Por otro lado, los gestos de Jesús sobre los panes −“levantó los ojos al cielo y pronunció la bendición sobre ellos, los partió y empezó a dárselos” (v. 16)−, recordaban los gestos que hacía el cabeza de familia en las casas de Israel y prefiguraban los gestos de la institución de la Eucaristía en la última cena (cfr. 1Co 11, 23-26; Mc 14,12-26; Mt 26,17-20 y Lc 22,7-39). Eran los mismos gestos de la fracción del pan que haría el resucitado, a la mesa, con los discípulos de Emaús (cfr. Lc 24,30). Los mismos gestos, en definitiva, que repiten los sacerdotes en cada Misa. El amor de Jesús mostrado aquella tarde de la multiplicación se extendería así en el espacio y el tiempo. En este sentido, Santa Teresita del Niño Jesús explicaba de modo sorprendente que “Dios no baja del cielo todos los días para quedarse en un copón dorado, sino para encontrar otro cielo que le es infinitamente más querido que el primero: el cielo de nuestra alma, creada a su imagen, y Templo vivo de la adorable Trinidad”[2].

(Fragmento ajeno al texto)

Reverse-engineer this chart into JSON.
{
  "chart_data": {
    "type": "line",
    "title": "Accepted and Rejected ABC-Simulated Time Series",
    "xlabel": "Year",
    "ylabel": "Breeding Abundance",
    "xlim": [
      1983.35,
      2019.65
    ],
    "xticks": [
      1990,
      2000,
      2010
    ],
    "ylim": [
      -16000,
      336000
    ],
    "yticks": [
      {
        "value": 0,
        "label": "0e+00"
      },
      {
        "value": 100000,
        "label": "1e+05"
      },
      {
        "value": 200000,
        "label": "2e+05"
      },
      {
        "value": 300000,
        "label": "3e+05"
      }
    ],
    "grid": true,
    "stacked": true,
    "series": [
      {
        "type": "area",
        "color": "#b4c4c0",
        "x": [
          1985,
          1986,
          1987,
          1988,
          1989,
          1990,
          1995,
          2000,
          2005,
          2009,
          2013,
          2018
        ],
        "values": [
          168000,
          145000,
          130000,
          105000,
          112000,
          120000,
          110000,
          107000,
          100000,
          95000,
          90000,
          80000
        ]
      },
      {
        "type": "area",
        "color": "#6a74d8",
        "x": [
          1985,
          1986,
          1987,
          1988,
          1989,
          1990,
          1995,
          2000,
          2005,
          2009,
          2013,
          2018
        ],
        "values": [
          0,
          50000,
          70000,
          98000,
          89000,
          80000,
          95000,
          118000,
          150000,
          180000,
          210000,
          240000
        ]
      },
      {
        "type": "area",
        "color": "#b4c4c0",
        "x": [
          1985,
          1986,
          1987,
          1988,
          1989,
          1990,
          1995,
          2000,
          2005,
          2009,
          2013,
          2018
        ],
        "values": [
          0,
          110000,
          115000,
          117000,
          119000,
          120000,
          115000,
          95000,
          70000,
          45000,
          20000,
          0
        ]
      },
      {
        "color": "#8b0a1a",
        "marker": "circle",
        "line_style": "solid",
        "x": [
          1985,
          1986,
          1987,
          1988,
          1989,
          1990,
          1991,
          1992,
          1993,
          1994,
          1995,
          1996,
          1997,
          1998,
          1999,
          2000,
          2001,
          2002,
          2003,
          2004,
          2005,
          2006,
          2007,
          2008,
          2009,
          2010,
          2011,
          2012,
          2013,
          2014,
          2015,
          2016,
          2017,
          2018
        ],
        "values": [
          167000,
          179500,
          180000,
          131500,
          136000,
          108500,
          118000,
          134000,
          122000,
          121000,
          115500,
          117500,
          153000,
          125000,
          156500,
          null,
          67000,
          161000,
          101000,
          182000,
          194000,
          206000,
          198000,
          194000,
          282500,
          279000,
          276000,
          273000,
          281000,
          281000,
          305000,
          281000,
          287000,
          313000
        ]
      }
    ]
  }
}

Con el milagro de la multiplicación, cerca de cinco mil personas quedaron saciadas e incluso sobró mucho: “doce cestos de trozos”. Este hecho, seguramente previsto por Jesús, además de reflejar el cuidado del Maestro por las cosas pequeñas, simbolizaba también la gran abundancia de los tiempos mesiánicos que anunciaron los profetas (cfr. Is 25,6; Sal 78,19-20), y anticipaba el sobreabundante amor de Jesús por los hombres, cumplido en el sacrificio de la cruz y perpetuado en la Eucaristía.
Por último, Jesús quiso hacer partícipes a los discípulos de su amor servicial por las muchedumbres. Por eso cuando ellos pretenden despedir a la gente, Jesús le dice: “dadles vosotros de comer”. Porque como dice el Papa Francisco “el Señor nos hace recorrer su camino, el del servicio, el de compartir, el del don, y lo poco que tenemos, lo poco que somos, si se comparte, se convierte en riqueza, porque el poder de Dios, que es el del amor, desciende sobre nuestra pobreza para transformarla. (…) Así que preguntémonos al adorar a Cristo presente realmente en la Eucaristía: ¿me dejo transformar por Él? ¿Dejo que el Señor, que se da a mí, me guíe para salir cada vez más de mi pequeño recinto, para salir y no tener miedo de dar, de compartir, de amarle a Él y a los demás?”[3].
Fuente: opusdei.org.
[1] Papa Francisco, Audiencia, 17 de agosto de 2016.
[2] Santa Teresita del Niño Jesús, Historia de un alma, Manuscrito A, Cap. V.
[3] Papa Francisco, Homilía, 30 de mayo de 2013.